SAN LEANDRO, Calif.--MDL Information Systems here, which sold its rights to market Molecular Informatics' BioMerge bioinformatics software after the latter company was acquired recently by Perkin-Elmer, has essentially left the bioinformatics market for the time being, officials told BioInform. However, the firm will continue to work in the broader biology and chemistry arenas and could return to bioinformatics with software offerings--probably of a more custom nature--at some point in the future, according to Peter Cohan, MDL's vice-president of customer marketing.
MDL's David Kristofferson, who handled marketing of the BioMerge system, has been reassigned within the company, and the future of Barry Robson, MDL's principal scientist for bioinformatics, is not clear. In addition to his position with MDL, Robson is a visiting scholar at Stanford and CEO of the Dirac Foundation, which focuses on bioinformatics and genetic science, at the University of London. "There's not much for me to do at MDL for the foreseeable future," he told BioInform, but added that his "relationship with MDL is still good and will continue in some form."
"It's only partly accurate that we're entirely getting out of bioinformatics," Cohan elaborated. "We do see it as a very important strategic ability to access and make use of genomic data. We are expanding our existing product lines into the genomic area, and that's largely customer-driven. We work as consultants to solve our customers' problems. Our customers are looking for help with the target validation process."
MDL entered the business on the chemical end, he continued. "Our original products completely focused on storing and working with chemical structures," Cohan observed. "We were driven by our customers to integrate chemical and biological data." He added, "We're very strong in integration, providing support tools and logistics tools."
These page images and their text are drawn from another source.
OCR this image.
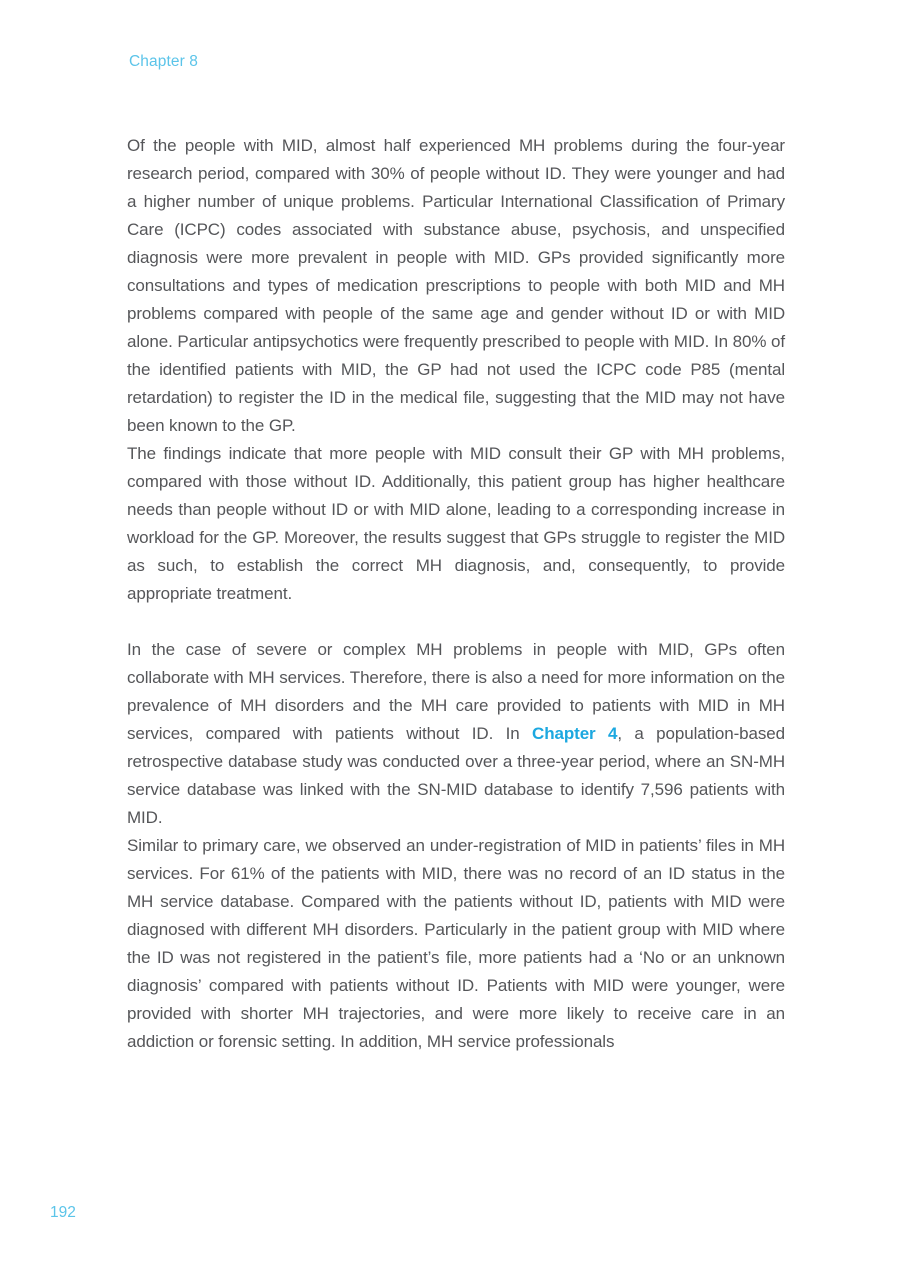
Chapter 8

Of the people with MID, almost half experienced MH problems during the four-year research period, compared with 30% of people without ID. They were younger and had a higher number of unique problems. Particular International Classification of Primary Care (ICPC) codes associated with substance abuse, psychosis, and unspecified diagnosis were more prevalent in people with MID. GPs provided significantly more consultations and types of medication prescriptions to people with both MID and MH problems compared with people of the same age and gender without ID or with MID alone. Particular antipsychotics were frequently prescribed to people with MID. In 80% of the identified patients with MID, the GP had not used the ICPC code P85 (mental retardation) to register the ID in the medical file, suggesting that the MID may not have been known to the GP.

The findings indicate that more people with MID consult their GP with MH problems, compared with those without ID. Additionally, this patient group has higher healthcare needs than people without ID or with MID alone, leading to a corresponding increase in workload for the GP. Moreover, the results suggest that GPs struggle to register the MID as such, to establish the correct MH diagnosis, and, consequently, to provide appropriate treatment.

In the case of severe or complex MH problems in people with MID, GPs often collaborate with MH services. Therefore, there is also a need for more information on the prevalence of MH disorders and the MH care provided to patients with MID in MH services, compared with patients without ID. In Chapter 4, a population-based retrospective database study was conducted over a three-year period, where an SN-MH service database was linked with the SN-MID database to identify 7,596 patients with MID.

Similar to primary care, we observed an under-registration of MID in patients’ files in MH services. For 61% of the patients with MID, there was no record of an ID status in the MH service database. Compared with the patients without ID, patients with MID were diagnosed with different MH disorders. Particularly in the patient group with MID where the ID was not registered in the patient’s file, more patients had a ‘No or an unknown diagnosis’ compared with patients without ID. Patients with MID were younger, were provided with shorter MH trajectories, and were more likely to receive care in an addiction or forensic setting. In addition, MH service professionals

192
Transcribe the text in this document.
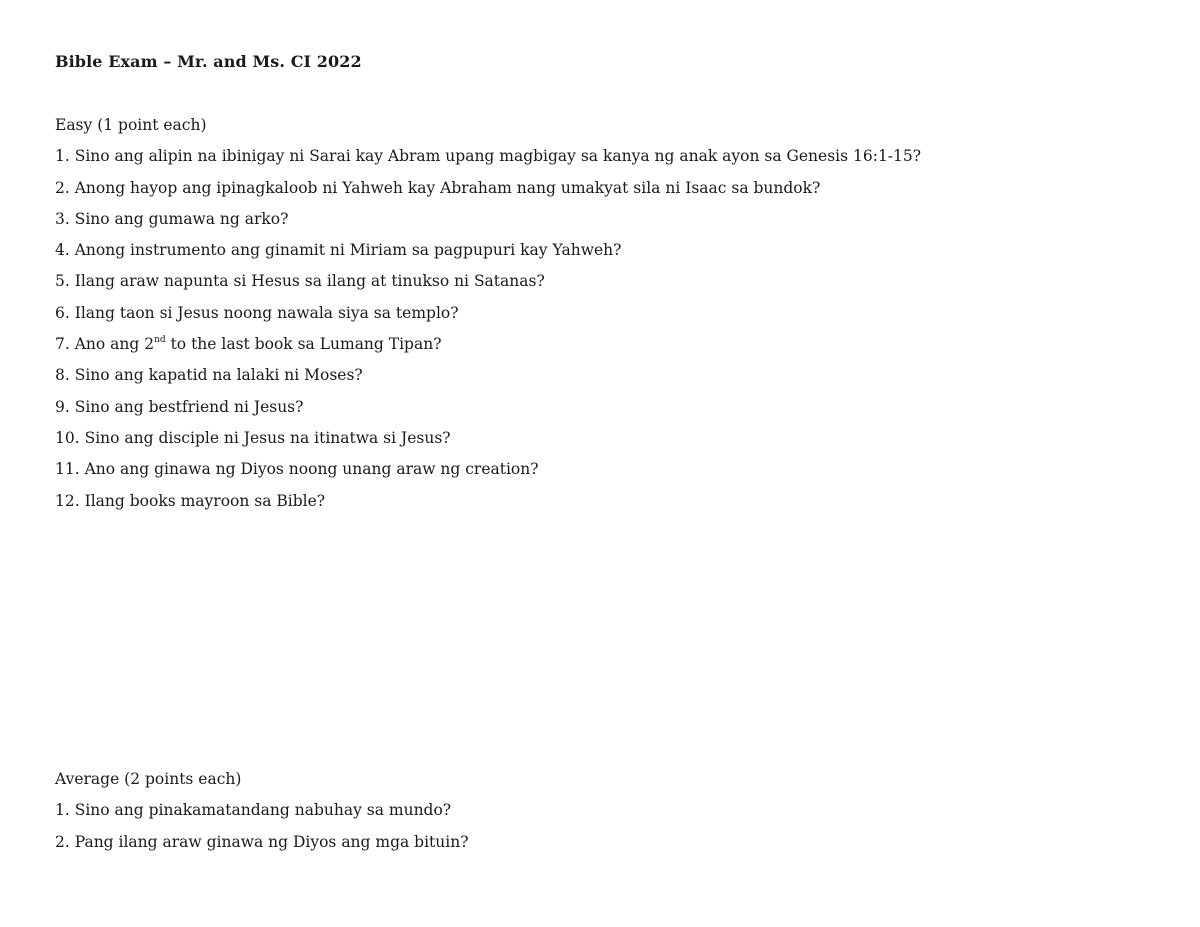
Bible Exam – Mr. and Ms. CI 2022

Easy (1 point each)

1. Sino ang alipin na ibinigay ni Sarai kay Abram upang magbigay sa kanya ng anak ayon sa Genesis 16:1-15?
2. Anong hayop ang ipinagkaloob ni Yahweh kay Abraham nang umakyat sila ni Isaac sa bundok?
3. Sino ang gumawa ng arko?
4. Anong instrumento ang ginamit ni Miriam sa pagpupuri kay Yahweh?
5. Ilang araw napunta si Hesus sa ilang at tinukso ni Satanas?
6. Ilang taon si Jesus noong nawala siya sa templo?
7. Ano ang 2nd to the last book sa Lumang Tipan?
8. Sino ang kapatid na lalaki ni Moses?
9. Sino ang bestfriend ni Jesus?
10. Sino ang disciple ni Jesus na itinatwa si Jesus?
11. Ano ang ginawa ng Diyos noong unang araw ng creation?
12. Ilang books mayroon sa Bible?

Average (2 points each)

1. Sino ang pinakamatandang nabuhay sa mundo?
2. Pang ilang araw ginawa ng Diyos ang mga bituin?
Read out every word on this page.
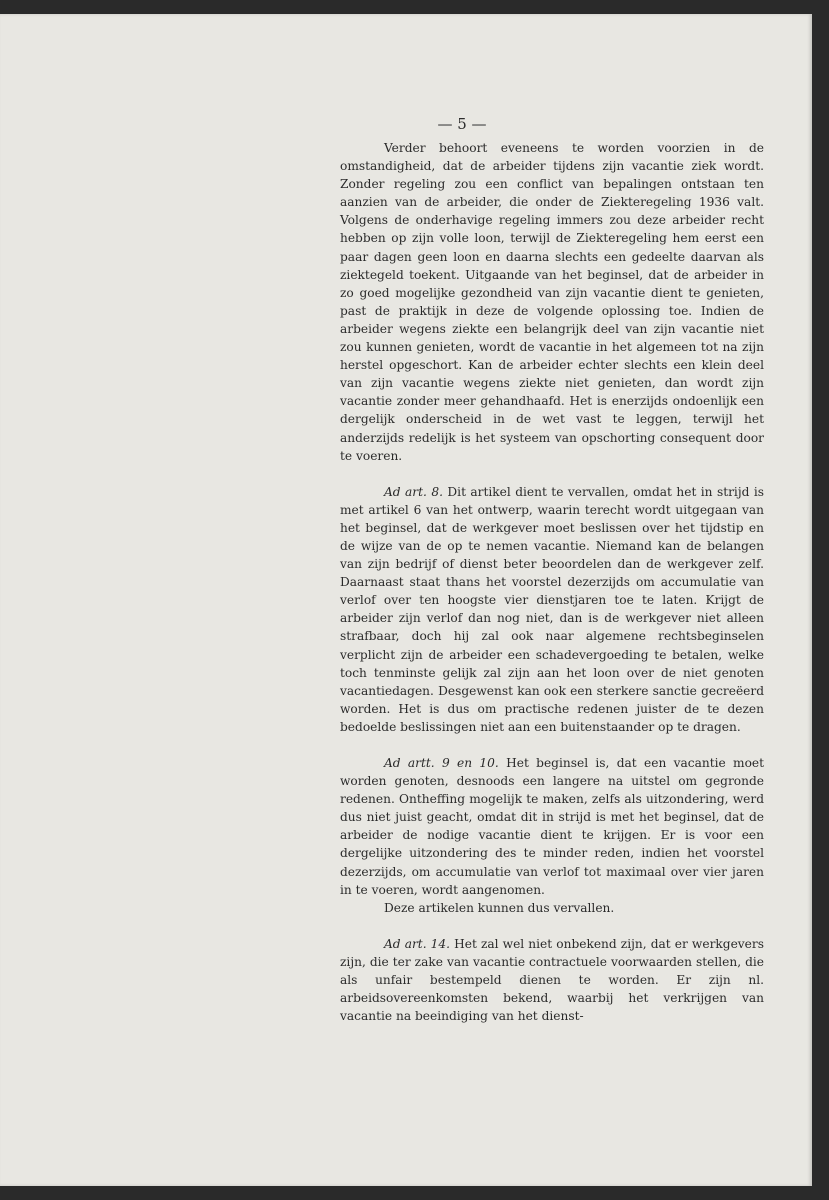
— 5 —

Verder behoort eveneens te worden voorzien in de omstandigheid, dat de arbeider tijdens zijn vacantie ziek wordt. Zonder regeling zou een conflict van bepalingen ontstaan ten aanzien van de arbeider, die onder de Ziekteregeling 1936 valt. Volgens de onderhavige regeling immers zou deze arbeider recht hebben op zijn volle loon, terwijl de Ziekteregeling hem eerst een paar dagen geen loon en daarna slechts een gedeelte daarvan als ziektegeld toekent. Uitgaande van het beginsel, dat de arbeider in zo goed mogelijke gezondheid van zijn vacantie dient te genieten, past de praktijk in deze de volgende oplossing toe. Indien de arbeider wegens ziekte een belangrijk deel van zijn vacantie niet zou kunnen genieten, wordt de vacantie in het algemeen tot na zijn herstel opgeschort. Kan de arbeider echter slechts een klein deel van zijn vacantie wegens ziekte niet genieten, dan wordt zijn vacantie zonder meer gehandhaafd. Het is enerzijds ondoenlijk een dergelijk onderscheid in de wet vast te leggen, terwijl het anderzijds redelijk is het systeem van opschorting consequent door te voeren.

Ad art. 8. Dit artikel dient te vervallen, omdat het in strijd is met artikel 6 van het ontwerp, waarin terecht wordt uitgegaan van het beginsel, dat de werkgever moet beslissen over het tijdstip en de wijze van de op te nemen vacantie. Niemand kan de belangen van zijn bedrijf of dienst beter beoordelen dan de werkgever zelf. Daarnaast staat thans het voorstel dezerzijds om accumulatie van verlof over ten hoogste vier dienstjaren toe te laten. Krijgt de arbeider zijn verlof dan nog niet, dan is de werkgever niet alleen strafbaar, doch hij zal ook naar algemene rechtsbeginselen verplicht zijn de arbeider een schadevergoeding te betalen, welke toch tenminste gelijk zal zijn aan het loon over de niet genoten vacantiedagen. Desgewenst kan ook een sterkere sanctie gecreëerd worden. Het is dus om practische redenen juister de te dezen bedoelde beslissingen niet aan een buitenstaander op te dragen.

Ad artt. 9 en 10. Het beginsel is, dat een vacantie moet worden genoten, desnoods een langere na uitstel om gegronde redenen. Ontheffing mogelijk te maken, zelfs als uitzondering, werd dus niet juist geacht, omdat dit in strijd is met het beginsel, dat de arbeider de nodige vacantie dient te krijgen. Er is voor een dergelijke uitzondering des te minder reden, indien het voorstel dezerzijds, om accumulatie van verlof tot maximaal over vier jaren in te voeren, wordt aangenomen.

Deze artikelen kunnen dus vervallen.

Ad art. 14. Het zal wel niet onbekend zijn, dat er werkgevers zijn, die ter zake van vacantie contractuele voorwaarden stellen, die als unfair bestempeld dienen te worden. Er zijn nl. arbeidsovereenkomsten bekend, waarbij het verkrijgen van vacantie na beeindiging van het dienst-
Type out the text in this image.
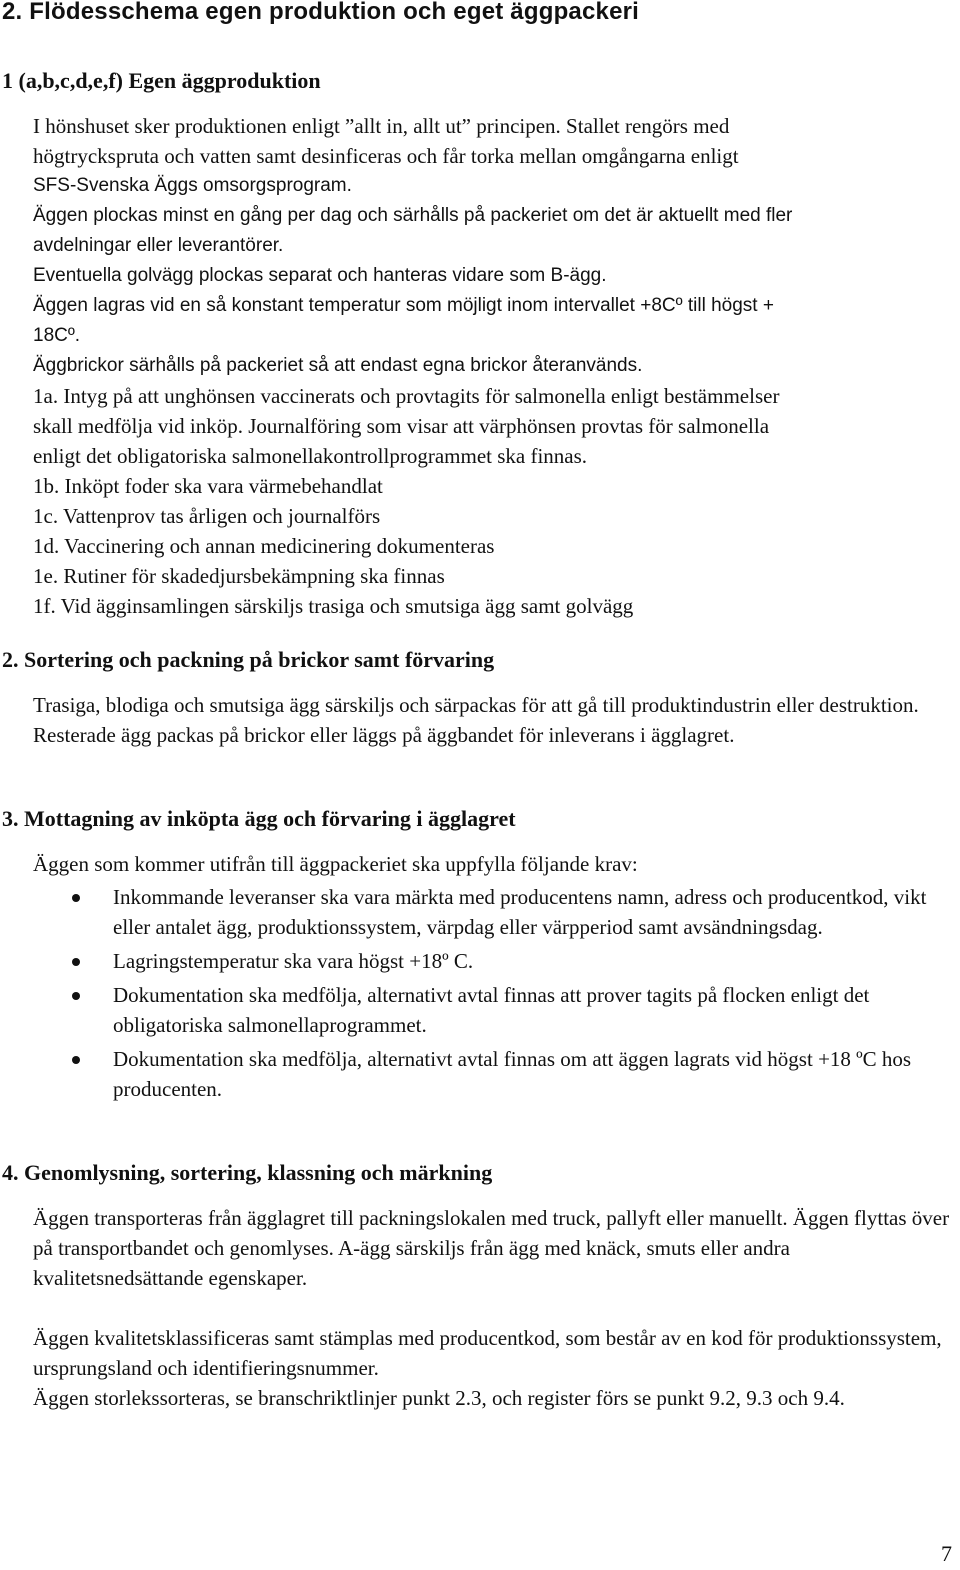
2. Flödesschema egen produktion och eget äggpackeri
1 (a,b,c,d,e,f) Egen äggproduktion
I hönshuset sker produktionen enligt ”allt in, allt ut” principen. Stallet rengörs med
högtryckspruta och vatten samt desinficeras och får torka mellan omgångarna enligt
SFS-Svenska Äggs omsorgsprogram.
Äggen plockas minst en gång per dag och särhålls på packeriet om det är aktuellt med fler
avdelningar eller leverantörer.
Eventuella golvägg plockas separat och hanteras vidare som B-ägg.
Äggen lagras vid en så konstant temperatur som möjligt inom intervallet +8Cº till högst +
18Cº.
Äggbrickor särhålls på packeriet så att endast egna brickor återanvänds.
1a. Intyg på att unghönsen vaccinerats och provtagits för salmonella enligt bestämmelser
skall medfölja vid inköp. Journalföring som visar att värphönsen provtas för salmonella
enligt det obligatoriska salmonellakontrollprogrammet ska finnas.
1b. Inköpt foder ska vara värmebehandlat
1c. Vattenprov tas årligen och journalförs
1d. Vaccinering och annan medicinering dokumenteras
1e. Rutiner för skadedjursbekämpning ska finnas
1f. Vid ägginsamlingen särskiljs trasiga och smutsiga ägg samt golvägg
2. Sortering och packning på brickor samt förvaring
Trasiga, blodiga och smutsiga ägg särskiljs och särpackas för att gå till produktindustrin eller destruktion. Resterade ägg packas på brickor eller läggs på äggbandet för inleverans i ägglagret.
3. Mottagning av inköpta ägg och förvaring i ägglagret
Äggen som kommer utifrån till äggpackeriet ska uppfylla följande krav:
Inkommande leveranser ska vara märkta med producentens namn, adress och producentkod, vikt eller antalet ägg, produktionssystem, värpdag eller värpperiod samt avsändningsdag.
Lagringstemperatur ska vara högst +18º C.
Dokumentation ska medfölja, alternativt avtal finnas att prover tagits på flocken enligt det obligatoriska salmonellaprogrammet.
Dokumentation ska medfölja, alternativt avtal finnas om att äggen lagrats vid högst +18 ºC hos producenten.
4. Genomlysning, sortering, klassning och märkning
Äggen transporteras från ägglagret till packningslokalen med truck, pallyft eller manuellt. Äggen flyttas över på transportbandet och genomlyses. A-ägg särskiljs från ägg med knäck, smuts eller andra kvalitetsnedsättande egenskaper.
Äggen kvalitetsklassificeras samt stämplas med producentkod, som består av en kod för produktionssystem, ursprungsland och identifieringsnummer.
Äggen storlekssorteras, se branschriktlinjer punkt 2.3, och register förs se punkt 9.2, 9.3 och 9.4.
7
Ultimately, Cohan said, working with BioMerge gave MDL a chance to learn about the genomics market, but the lessons learned could lead the company away from generic products, to return to its roots of more customer-specific product solutions. "All the major pharmas have their own idea of what a database should look like," he explained. "It's hard to build a product with a predefined vision of a database. They'll always find things wrong with it."
Instead, he envisioned future bioinformatics offerings from MDL could evolve from "working with customers to develop a vision, then developing components, then solutions, and out of those solutions there may coalesce a product we can bring to market." In the meantime, MDL will remain more broadly in the biology market with its Lifescience Workbench group of products.